Live While You Can
At certain moments in time, life feels infinite. Listening to a favorite song, bike riding on a beautiful day, laughing to the point of tears; all simple events that should be treasured more than they are. Because, one day, life may not feel so infinite anymore.
In fifth grade, my 22 year old cousin passed away in a car accident. His name was Jason and he was probably the most fun-loving, nicest, and caring guy I have ever met. Jason was a firefighter and a police officer. One night, on his way home from work, he was killed by a drunk driver. I didn’t find out until the day after Jason’s funeral. While my parents told me the tragic news, their words pierced through my heart.
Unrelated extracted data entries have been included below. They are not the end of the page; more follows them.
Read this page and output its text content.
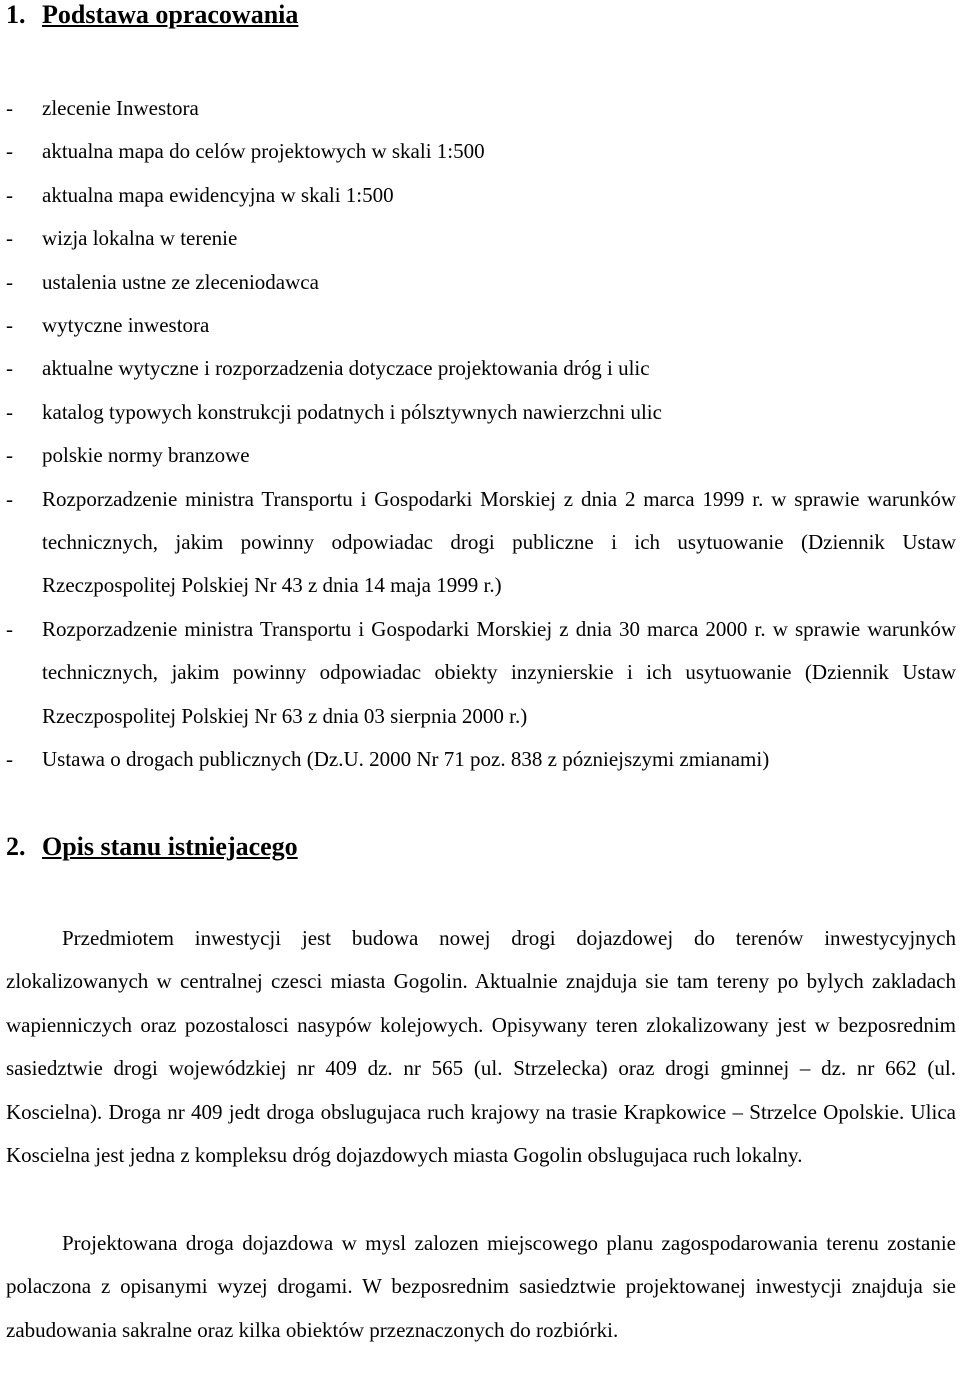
1. Podstawa opracowania
- zlecenie Inwestora
- aktualna mapa do celów projektowych w skali 1:500
- aktualna mapa ewidencyjna w skali 1:500
- wizja lokalna w terenie
- ustalenia ustne ze zleceniodawca
- wytyczne inwestora
- aktualne wytyczne i rozporzadzenia dotyczace projektowania dróg i ulic
- katalog typowych konstrukcji podatnych i pólsztywnych nawierzchni ulic
- polskie normy branzowe
- Rozporzadzenie ministra Transportu i Gospodarki Morskiej z dnia 2 marca 1999 r. w sprawie warunków technicznych, jakim powinny odpowiadac drogi publiczne i ich usytuowanie (Dziennik Ustaw Rzeczpospolitej Polskiej Nr 43 z dnia 14 maja 1999 r.)
- Rozporzadzenie ministra Transportu i Gospodarki Morskiej z dnia 30 marca 2000 r. w sprawie warunków technicznych, jakim powinny odpowiadac obiekty inzynierskie i ich usytuowanie (Dziennik Ustaw Rzeczpospolitej Polskiej Nr 63 z dnia 03 sierpnia 2000 r.)
- Ustawa o drogach publicznych (Dz.U. 2000 Nr 71 poz. 838 z pózniejszymi zmianami)
2. Opis stanu istniejacego

Przedmiotem inwestycji jest budowa nowej drogi dojazdowej do terenów inwestycyjnych zlokalizowanych w centralnej czesci miasta Gogolin. Aktualnie znajduja sie tam tereny po bylych zakladach wapienniczych oraz pozostalosci nasypów kolejowych. Opisywany teren zlokalizowany jest w bezposrednim sasiedztwie drogi wojewódzkiej nr 409 dz. nr 565 (ul. Strzelecka) oraz drogi gminnej – dz. nr 662 (ul. Koscielna). Droga nr 409 jedt droga obslugujaca ruch krajowy na trasie Krapkowice – Strzelce Opolskie. Ulica Koscielna jest jedna z kompleksu dróg dojazdowych miasta Gogolin obslugujaca ruch lokalny.

Projektowana droga dojazdowa w mysl zalozen miejscowego planu zagospodarowania terenu zostanie polaczona z opisanymi wyzej drogami. W bezposrednim sasiedztwie projektowanej inwestycji znajduja sie zabudowania sakralne oraz kilka obiektów przeznaczonych do rozbiórki.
All I remember is sitting in shock. How could someone that young die? Why did he have to suffer because of someone else’s poor choices? I just could not comprehend it. I felt like the world was spinning and I was stuck in the middle, confused and lost. He was only a few years older than me, and his life was already gone. My mind became consumed with all the things that Jason must have missed out on in life. I wondered if he had other goals and expectations that he, now, never had the chance to work towards. After my long assessment of the situation, all of my feelings and emotions came together; that was the moment I realized life was not infinite. At that point, I finally understood the true meaning behind “life is precious.” I recognized that I may not live forever, and, at first, that thought scared me. But why be scared of death when I know it is inevitable? The more I thought about Jason and his traumatic end, the more inspired I became to not waste any of my life. I decided that I wanted to sky dive, climb cliffs, travel the world, and abundance more. For an eighth grader, those goals were slightly out of reach. So, I determined I would simply be thankful for and enjoy every day to its fullest potential.
This I believe; everyday is a gift. I want to live every day like it’s my last. I want to treasure every little moment, every little experience, and every little time when I feel infinite.